(Jérusalem) Après un été de plage et de soleil, les Israéliens accusaient lundi avec un mélange de colère et désarroi le rétablissement d’un confinement généralisé pour au moins trois semaines, après une seconde vague de contamination au nouveau coronavirus.

Alexandra VARDI
Agence France-Presse

La veille, le premier ministre Benyamin Nétanyahou annonçait un nouveau confinement national, à partir du jour de l’An juif (Rosh Hashana), qui tombe ce vendredi, jusqu’à la fin de la fête juive du Sukkot (vers le 10 octobre).

« Je suis vraiment déprimée, je vais encore être toute seule pour les fêtes […] sans mes enfants et mes petits-enfants », souffle Rivka Vakninla, 70 ans. « Ils auraient pu le faire avant, pourquoi maintenant au moment des fêtes ? », dit-elle à propos du reconfinement.

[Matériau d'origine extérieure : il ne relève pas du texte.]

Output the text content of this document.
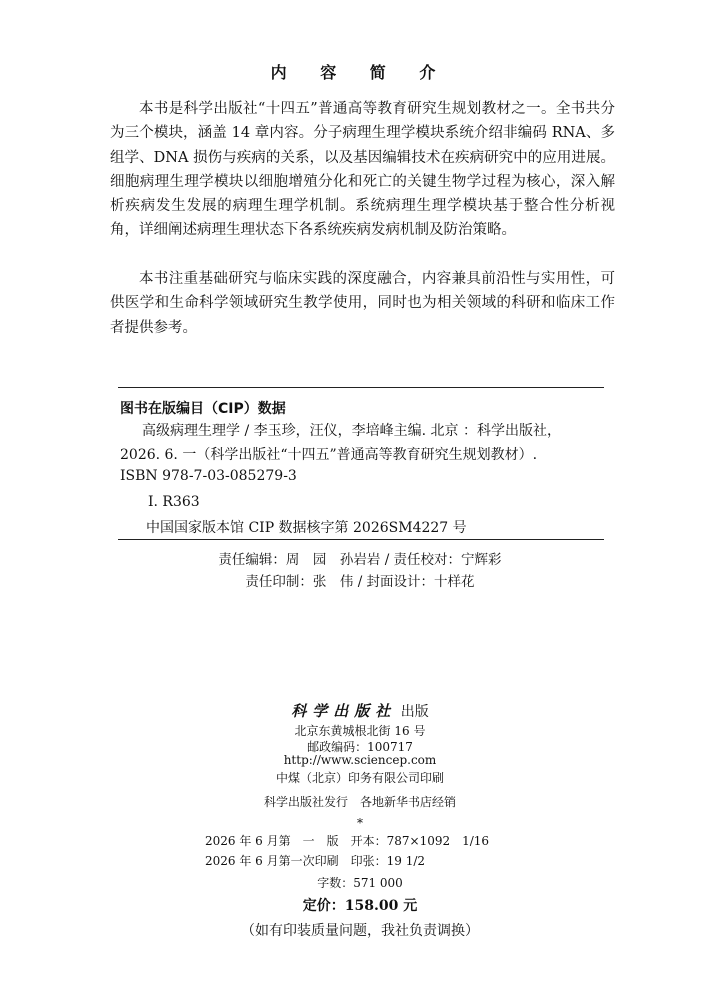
内 容 简 介

本书是科学出版社“十四五”普通高等教育研究生规划教材之一。全书共分为三个模块，涵盖 14 章内容。分子病理生理学模块系统介绍非编码 RNA、多组学、DNA 损伤与疾病的关系，以及基因编辑技术在疾病研究中的应用进展。细胞病理生理学模块以细胞增殖分化和死亡的关键生物学过程为核心，深入解析疾病发生发展的病理生理学机制。系统病理生理学模块基于整合性分析视角，详细阐述病理生理状态下各系统疾病发病机制及防治策略。

本书注重基础研究与临床实践的深度融合，内容兼具前沿性与实用性，可供医学和生命科学领域研究生教学使用，同时也为相关领域的科研和临床工作者提供参考。

图书在版编目（CIP）数据
高级病理生理学 / 李玉珍，汪仪，李培峰主编. 北京 ：科学出版社，
2026. 6. 一（科学出版社“十四五”普通高等教育研究生规划教材）.
ISBN 978-7-03-085279-3
Ⅰ. R363
中国国家版本馆 CIP 数据核字第 2026SM4227 号
责任编辑：周　园　孙岩岩 / 责任校对：宁辉彩
责任印制：张　伟 / 封面设计：十样花
科学出版社 出版
北京东黄城根北街 16 号
邮政编码：100717
http://www.sciencep.com
中煤（北京）印务有限公司印刷
科学出版社发行　各地新华书店经销
*
2026 年 6 月第　一　版　开本：787×1092　1/16
2026 年 6 月第一次印刷　印张：19 1/2
字数：571 000
定价：158.00 元
（如有印装质量问题，我社负责调换）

Les Israéliens avaient en général accepté sans rechigner le premier confinement en mars-avril, qui avait coïncidé avec la Pâque juive, mais cette fois-ci le ras-le-bol, l’incompréhension et la colère sont patents.

« C’est injuste ! », s’insurge Eti Avishaï, une couturière de 64 ans. « Ils n’ont pas empêché les grands rassemblements dans les synagogues, les mariages et les autres évènements (ces derniers mois) et maintenant je ne vais pas pouvoir être avec mes enfants et petits-enfants pendant les fêtes ! », peste-t-elle.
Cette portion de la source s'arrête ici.